Namun, saat ditanya terkait dugaan pemalsuan tanda tangan kepala desa, jawaban DD justru mengundang tanda tanya. “Terkait tanda tangan itu, kondisinya mendesak saat itu. Saya rasa Anda paham maksud saya,” ujarnya tanpa menjelaskan lebih lanjut.
Kepala Desa Sungai Baung, RW, mengonfirmasi bahwa secara administratif DD masih tercatat sebagai perangkat desa, tetapi tidak menjalankan tugasnya.

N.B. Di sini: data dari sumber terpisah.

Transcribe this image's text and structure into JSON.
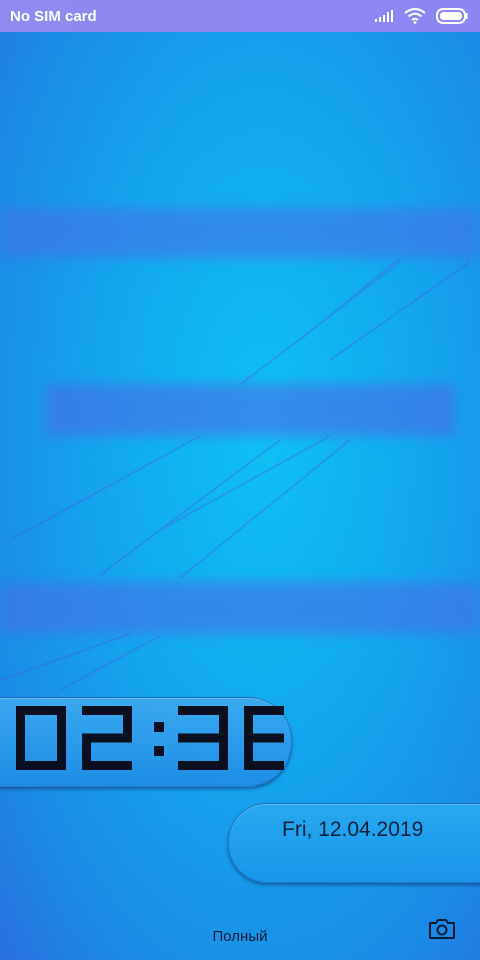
{
  "status_bar": {
    "carrier": "No SIM card",
    "icons": [
      "signal-icon",
      "wifi-icon",
      "battery-icon"
    ]
  },
  "clock": {
    "time": "02:36"
  },
  "date": {
    "text": "Fri, 12.04.2019"
  },
  "footer": {
    "label": "Полный"
  },
  "shortcuts": {
    "camera_icon": "camera-icon"
  },
  "colors": {
    "background": "#12a9ef",
    "status_bar": "#8f8af0",
    "digits": "#0a1020"
  }
}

“Dia seharusnya hadir setiap hari dan menjalankan tugas sebagai verifikator kegiatan. Kami sudah mengeluarkan SP 1 hingga SP 3 terakhir pada Desember 2024 dan melaporkan permasalahan ini ke atasan. Namun, hingga kini belum ada keputusan resmi,” kata RW.
Jerat Hukum Mengancam
Kasus pemalsuan tanda tangan ini bukan perkara sepele. Pakar hukum Ahmad Iqbal, S.H., M.H., menegaskan bahwa tindakan tersebut melanggar Pasal 263 ayat (1) KUHP dengan ancaman enam tahun penjara.
“Jika terbukti melakukan pemalsuan dokumen resmi seperti akta otentik dan surat administratif, sanksinya bisa lebih berat, mencapai delapan tahun penjara sesuai Pasal 264 KUHP,” jelas Iqbal.
Lebih dari itu, dalam konteks digital atau dokumen elektronik, pemalsuan tanda tangan dapat dijerat Pasal 51 ayat (1) UU ITE dengan ancaman maksimal 12 tahun penjara dan denda hingga Rp12 miliar.
Hingga kini, investigasi masih berlangsung. Jika terbukti bersalah, DD tidak hanya menghadapi sanksi administratif berupa pemberhentian, tetapi juga konsekuensi hukum yang lebih berat.
Pihak desa menegaskan bahwa disiplin dan integritas perangkat desa harus dijaga.
“Kami ingin memastikan bahwa tata kelola pemerintahan desa berjalan transparan dan profesional. Tidak boleh ada penyimpangan seperti ini,” tegas Kepala Desa RW.